Deep Dive 3: Crawl Prioritization and Freshness

The problem: 50 billion discoverable URLs, but we can only crawl 1 billion/day. How do we decide what to crawl first, and how often to re-crawl?

Priority scoring model:

priority(url) = w1 * page_importance + w2 * freshness_need + w3 * discovery_signal

1. Page Importance (static, updated periodically):
   - PageRank or simplified version (domain authority)
   - URL depth (shallower = more important: /about > /blog/2020/old-post)
   - Domain priority tier (news sites > personal blogs)

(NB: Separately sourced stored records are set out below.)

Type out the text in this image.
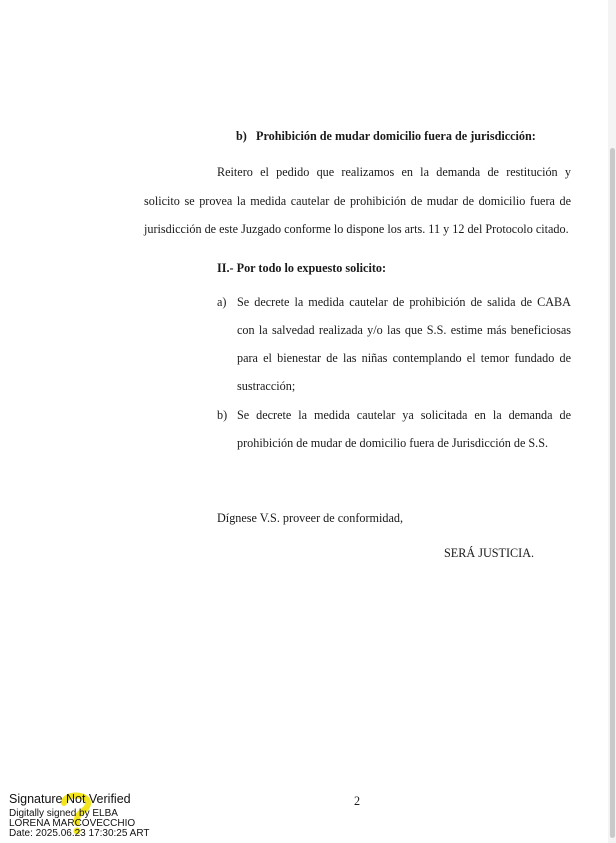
b) Prohibición de mudar domicilio fuera de jurisdicción:
Reitero el pedido que realizamos en la demanda de restitución y
solicito se provea la medida cautelar de prohibición de mudar de domicilio fuera de
jurisdicción de este Juzgado conforme lo dispone los arts. 11 y 12 del Protocolo citado.
II.- Por todo lo expuesto solicito:
a) Se decrete la medida cautelar de prohibición de salida de CABA
con la salvedad realizada y/o las que S.S. estime más beneficiosas
para el bienestar de las niñas contemplando el temor fundado de
sustracción;
b) Se decrete la medida cautelar ya solicitada en la demanda de
prohibición de mudar de domicilio fuera de Jurisdicción de S.S.
Dígnese V.S. proveer de conformidad,
SERÁ JUSTICIA.
2
Signature Not Verified
Digitally signed by ELBA
LORENA MARCOVECCHIO
Date: 2025.06.23 17:30:25 ART
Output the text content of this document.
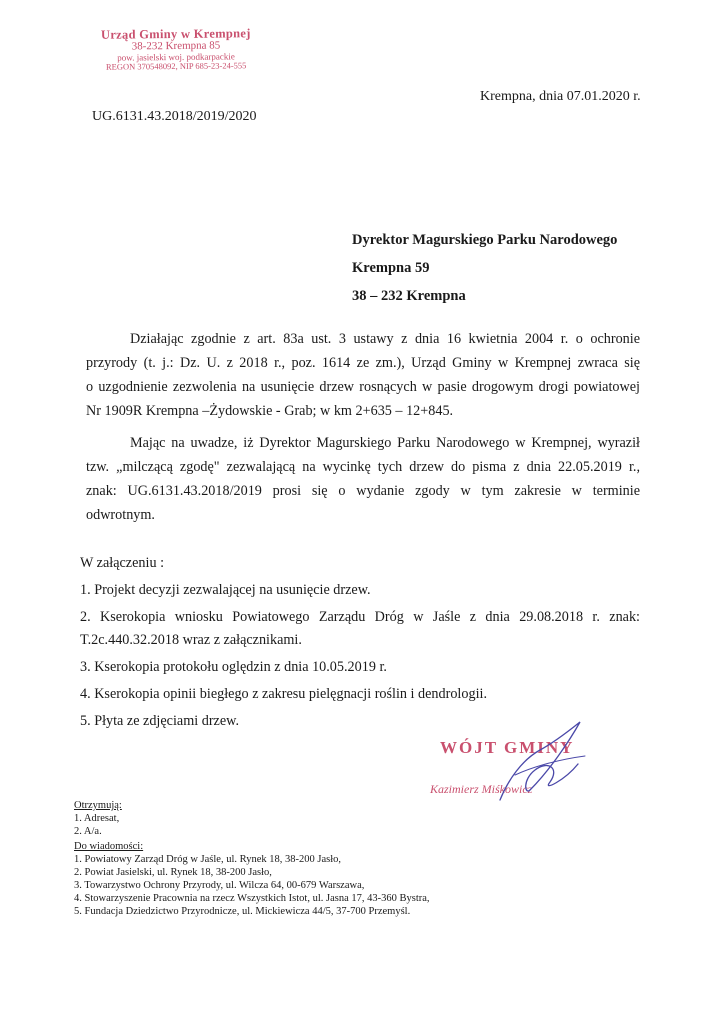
Urząd Gminy w Krempnej
38-232 Krempna 85
pow. jasielski woj. podkarpackie
REGON 370548092, NIP 685-23-24-555
Krempna, dnia 07.01.2020 r.
UG.6131.43.2018/2019/2020
Dyrektor Magurskiego Parku Narodowego
Krempna 59
38 – 232 Krempna
Działając zgodnie z art. 83a ust. 3 ustawy z dnia 16 kwietnia 2004 r. o ochronie
przyrody (t. j.: Dz. U. z 2018 r., poz. 1614 ze zm.), Urząd Gminy w Krempnej zwraca się
o uzgodnienie zezwolenia na usunięcie drzew rosnących w pasie drogowym drogi powiatowej
Nr 1909R Krempna –Żydowskie - Grab; w km 2+635 – 12+845.
Mając na uwadze, iż Dyrektor Magurskiego Parku Narodowego w Krempnej, wyraził
tzw. „milczącą zgodę" zezwalającą na wycinkę tych drzew do pisma z dnia 22.05.2019 r.,
znak: UG.6131.43.2018/2019 prosi się o wydanie zgody w tym zakresie w terminie
odwrotnym.
W załączeniu :
1. Projekt decyzji zezwalającej na usunięcie drzew.
2. Kserokopia wniosku Powiatowego Zarządu Dróg w Jaśle z dnia 29.08.2018 r. znak:
T.2c.440.32.2018 wraz z załącznikami.
3. Kserokopia protokołu oględzin z dnia 10.05.2019 r.
4. Kserokopia opinii biegłego z zakresu pielęgnacji roślin i dendrologii.
5. Płyta ze zdjęciami drzew.
WÓJT GMINY
Kazimierz Miśkowicz
Otrzymują:
1. Adresat,
2. A/a.
Do wiadomości:
1. Powiatowy Zarząd Dróg w Jaśle, ul. Rynek 18, 38-200 Jasło,
2. Powiat Jasielski, ul. Rynek 18, 38-200 Jasło,
3. Towarzystwo Ochrony Przyrody, ul. Wilcza 64, 00-679 Warszawa,
4. Stowarzyszenie Pracownia na rzecz Wszystkich Istot, ul. Jasna 17, 43-360 Bystra,
5. Fundacja Dziedzictwo Przyrodnicze, ul. Mickiewicza 44/5, 37-700 Przemyśl.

2. Freshness Need (dynamic, per-page):
   - Estimated change frequency based on past crawls:
     If page changed in 3 of last 5 crawls → high change rate → re-crawl sooner
   - Content type: news homepage → re-crawl every 15 minutes; static about page → re-crawl weekly
   - Adaptive re-crawl interval:
       new_interval = old_interval * 2 (if unchanged)
       new_interval = old_interval / 2 (if changed)
       Clamped to [15 minutes, 30 days]

3. Discovery Signal:
   - New URL never crawled → boost priority
   - URL discovered from multiple sources → likely important
   - URL from sitemap.xml → explicitly requested by site owner

Implementation:

Priority score computed when URL enters frontier:
  - New URLs: high base priority (discovery bonus)
  - Re-crawl URLs: priority based on estimated change rate * importance

Frontier maintains separate queues for:
  1. Never-crawled URLs (exploration)
  2. Re-crawl URLs (freshness maintenance)

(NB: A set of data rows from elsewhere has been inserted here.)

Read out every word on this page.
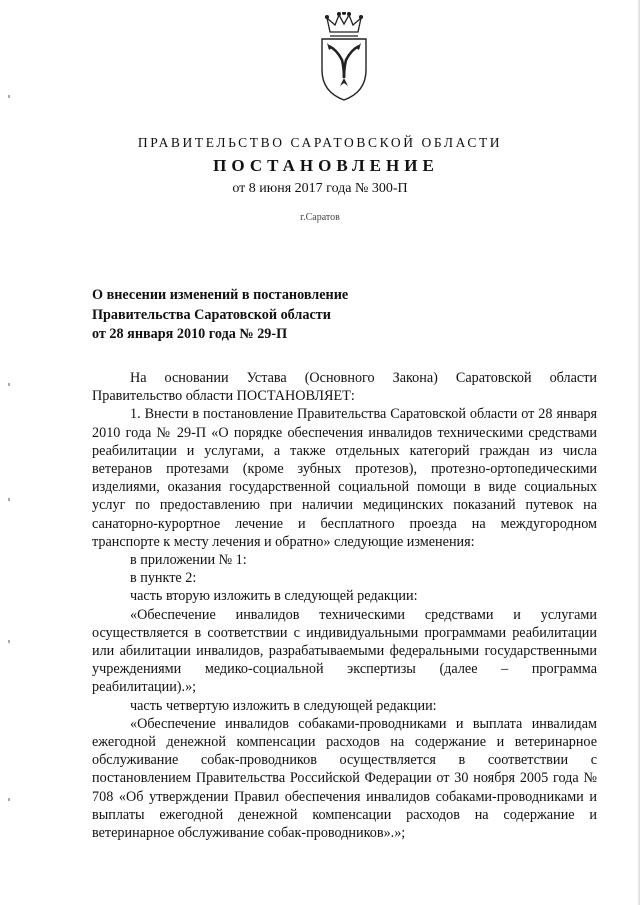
ПРАВИТЕЛЬСТВО САРАТОВСКОЙ ОБЛАСТИ
ПОСТАНОВЛЕНИЕ
от 8 июня 2017 года № 300-П
г.Саратов
О внесении изменений в постановление
Правительства Саратовской области
от 28 января 2010 года № 29-П

На основании Устава (Основного Закона) Саратовской области Правительство области ПОСТАНОВЛЯЕТ:

1. Внести в постановление Правительства Саратовской области от 28 января 2010 года № 29-П «О порядке обеспечения инвалидов техническими средствами реабилитации и услугами, а также отдельных категорий граждан из числа ветеранов протезами (кроме зубных протезов), протезно-ортопедическими изделиями, оказания государственной социальной помощи в виде социальных услуг по предоставлению при наличии медицинских показаний путевок на санаторно-курортное лечение и бесплатного проезда на междугородном транспорте к месту лечения и обратно» следующие изменения:

в приложении № 1:

в пункте 2:

часть вторую изложить в следующей редакции:

«Обеспечение инвалидов техническими средствами и услугами осуществляется в соответствии с индивидуальными программами реабилитации или абилитации инвалидов, разрабатываемыми федеральными государственными учреждениями медико-социальной экспертизы (далее – программа реабилитации).»;

часть четвертую изложить в следующей редакции:

«Обеспечение инвалидов собаками-проводниками и выплата инвалидам ежегодной денежной компенсации расходов на содержание и ветеринарное обслуживание собак-проводников осуществляется в соответствии с постановлением Правительства Российской Федерации от 30 ноября 2005 года № 708 «Об утверждении Правил обеспечения инвалидов собаками-проводниками и выплаты ежегодной денежной компенсации расходов на содержание и ветеринарное обслуживание собак-проводников».»;
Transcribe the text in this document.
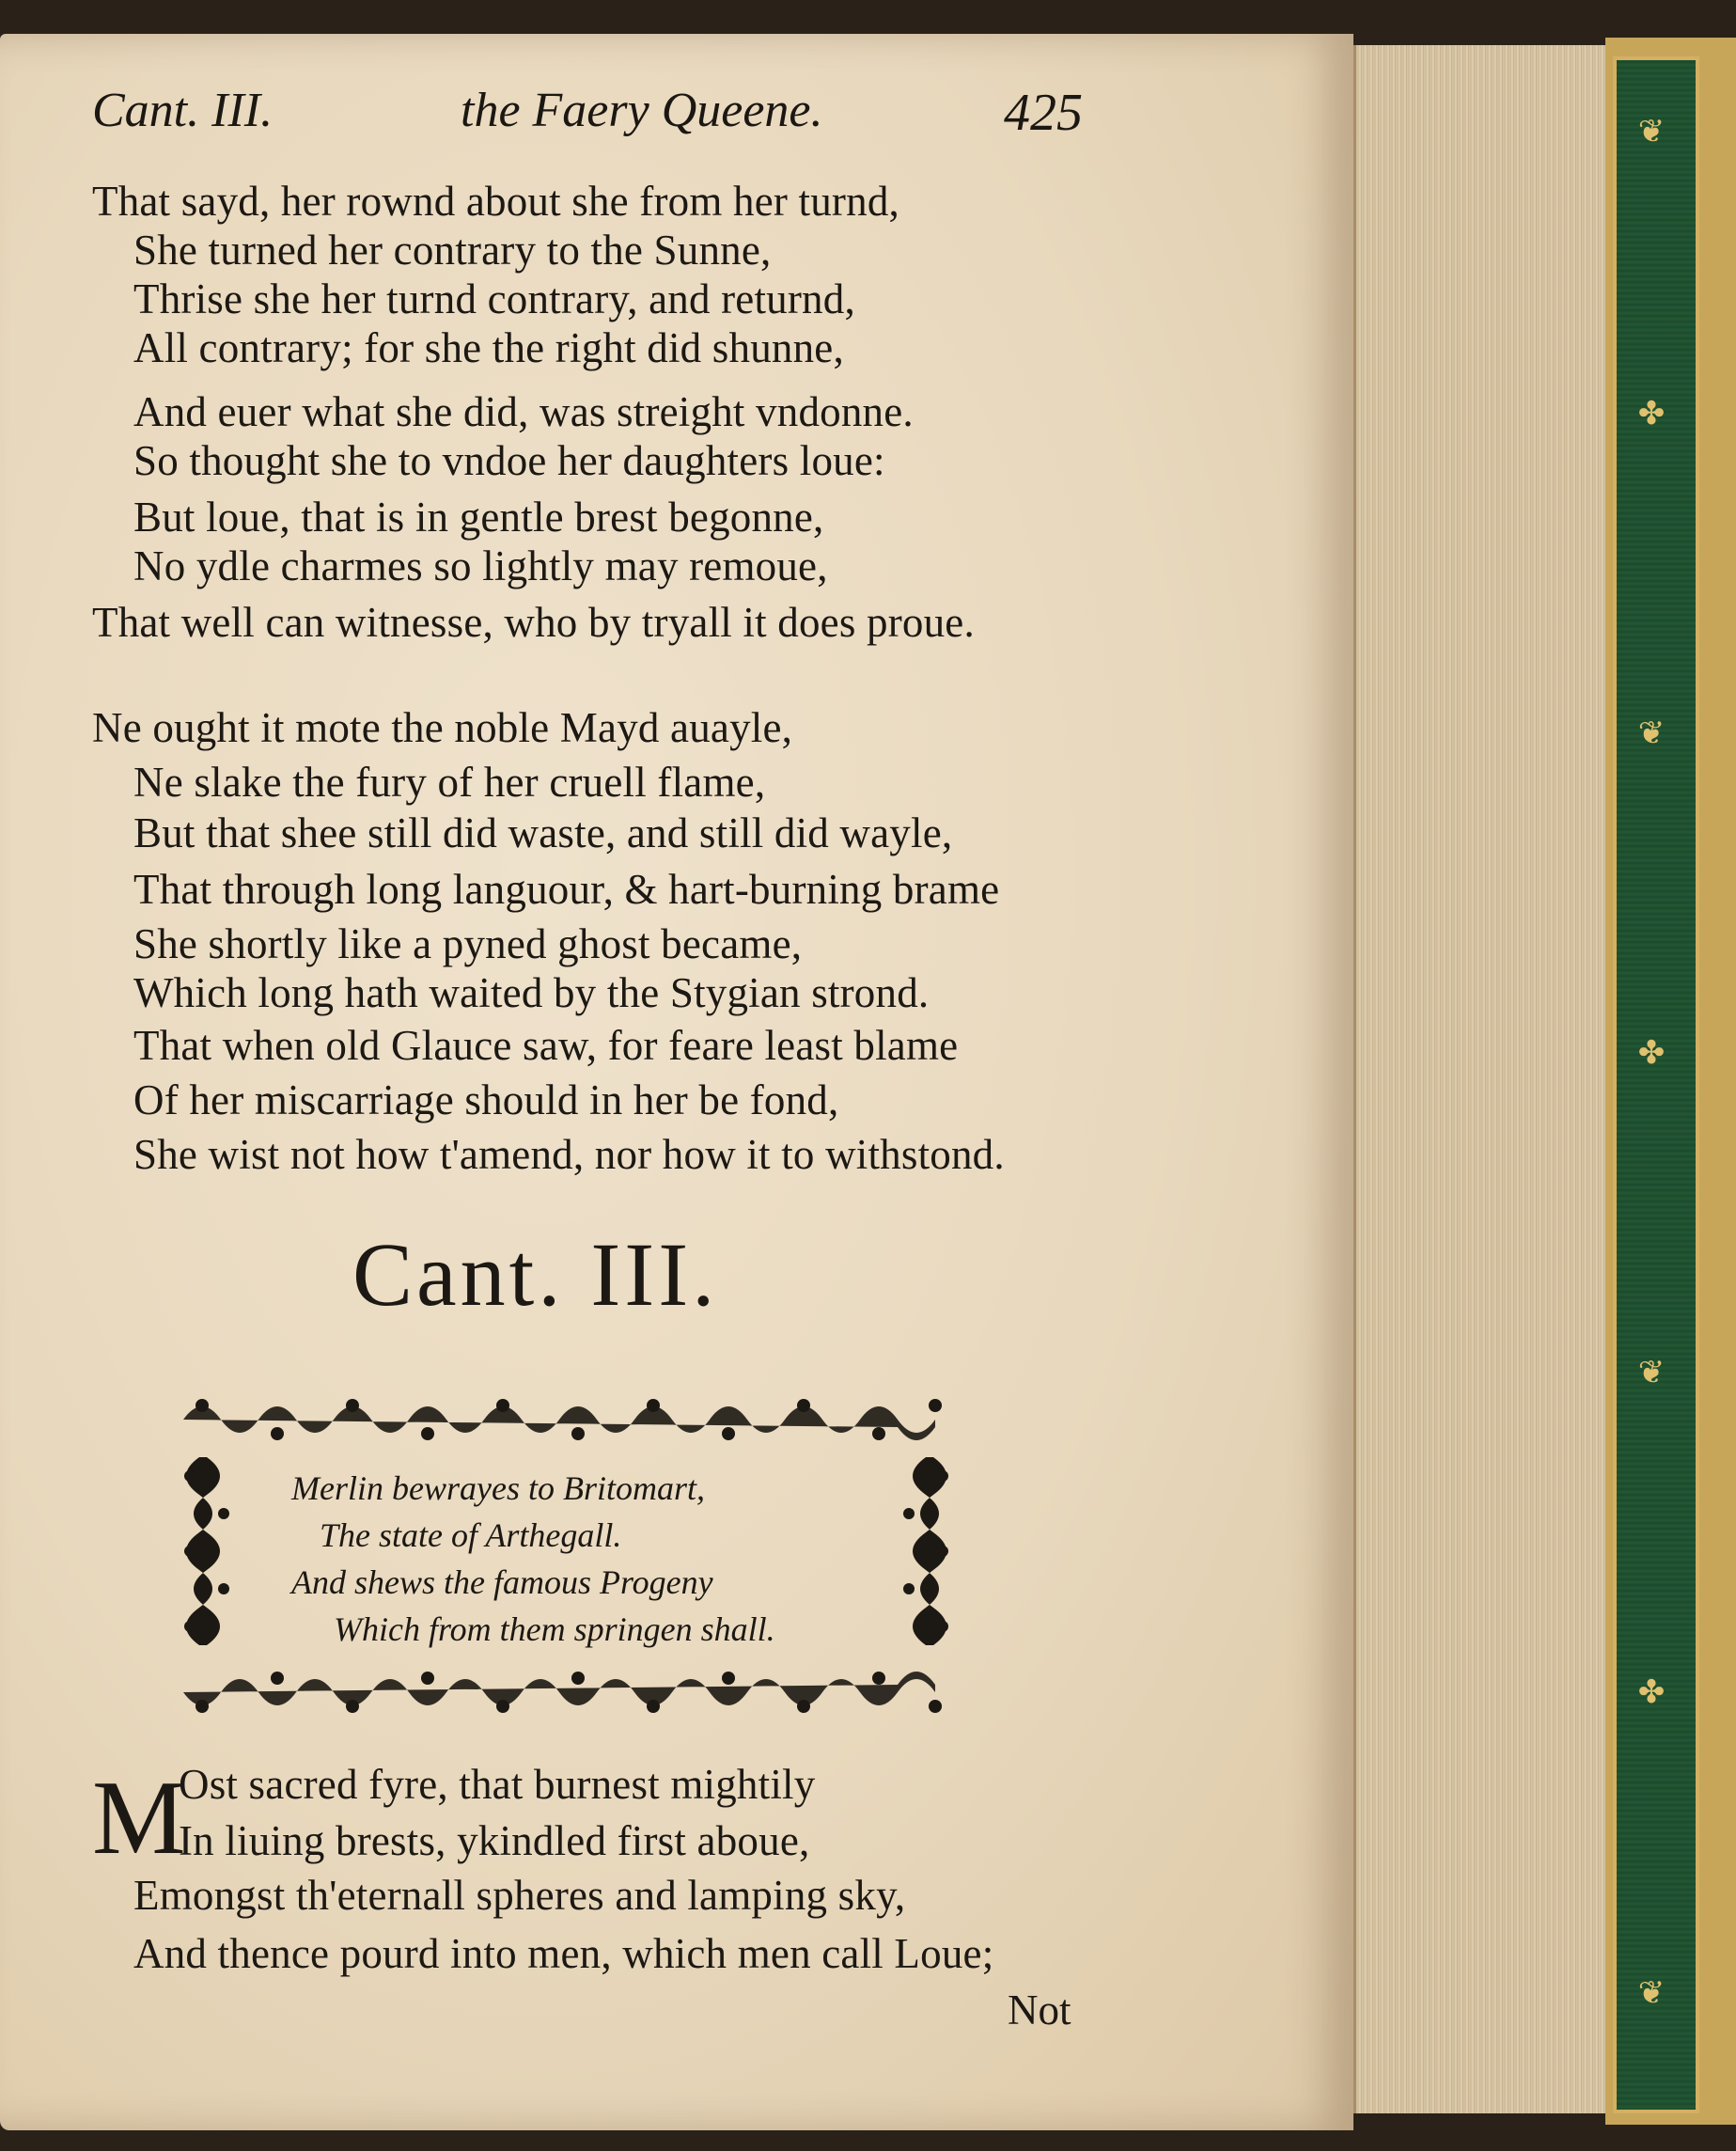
❦
✤
❦
✤
❦
✤
❦
Cant. III.	the Faery Queene.	425
That sayd, her rownd about she from her turnd,
She turned her contrary to the Sunne,
Thrise she her turnd contrary, and returnd,
All contrary; for she the right did shunne,
And euer what she did, was streight vndonne.
So thought she to vndoe her daughters loue:
But loue, that is in gentle brest begonne,
No ydle charmes so lightly may remoue,
That well can witnesse, who by tryall it does proue.
Ne ought it mote the noble Mayd auayle,
Ne slake the fury of her cruell flame,
But that shee still did waste, and still did wayle,
That through long languour, & hart-burning brame
She shortly like a pyned ghost became,
Which long hath waited by the Stygian strond.
That when old Glauce saw, for feare least blame
Of her miscarriage should in her be fond,
She wist not how t'amend, nor how it to withstond.
Cant. III.
Merlin bewrayes to Britomart,
The state of Arthegall.
And shews the famous Progeny
Which from them springen shall.
M
Ost sacred fyre, that burnest mightily
In liuing brests, ykindled first aboue,
Emongst th'eternall spheres and lamping sky,
And thence pourd into men, which men call Loue;
Not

Budget allocation: 70% re-crawl (keep index fresh), 30% exploration (discover new content)

Starvation prevention:
  - Every domain gets at least 1 crawl per day regardless of priority
  - Low-priority URLs age-out: priority increases linearly with time since last crawl
  - After 30 days with no crawl, any URL reaches maximum priority

7. Extensions (2 min)

  • Incremental/delta crawling: Instead of re-downloading the entire page, use HTTP conditional requests (If-Modified-Since, ETag). If the server supports it, we get a 304 Not Modified → skip download, saving ~90% of re-crawl bandwidth.
  • JavaScript rendering: Many modern pages require JS execution to render content. Add a headless browser farm (Puppeteer/Playwright) as a second-pass crawler for JS-heavy domains. First pass: raw HTML. Second pass (selective): rendered DOM. Trade-off: 10x slower, 50x more CPU.
  • Distributed crawler coordination: For multi-datacenter deployment, assign domain ranges to specific datacenters to avoid duplicate crawling. Use consistent hashing on domain to assign “ownership.” Crawler in US handles .com/.org, crawler in EU handles .de/.fr, etc.
  • Link graph extraction: In addition to storing page content, extract and store the link graph (source URL → destination URL). This feeds PageRank computation, spam detection, and web structure analysis. Store as an edge list in a graph database or adjacency list in HDFS.
  • Compliance and legal: Respect noindex/nofollow meta tags. Honor opt-out requests (GDPR right to be forgotten). Maintain a domain blocklist for DMCA/legal takedowns. Log all crawl activity for audit trails.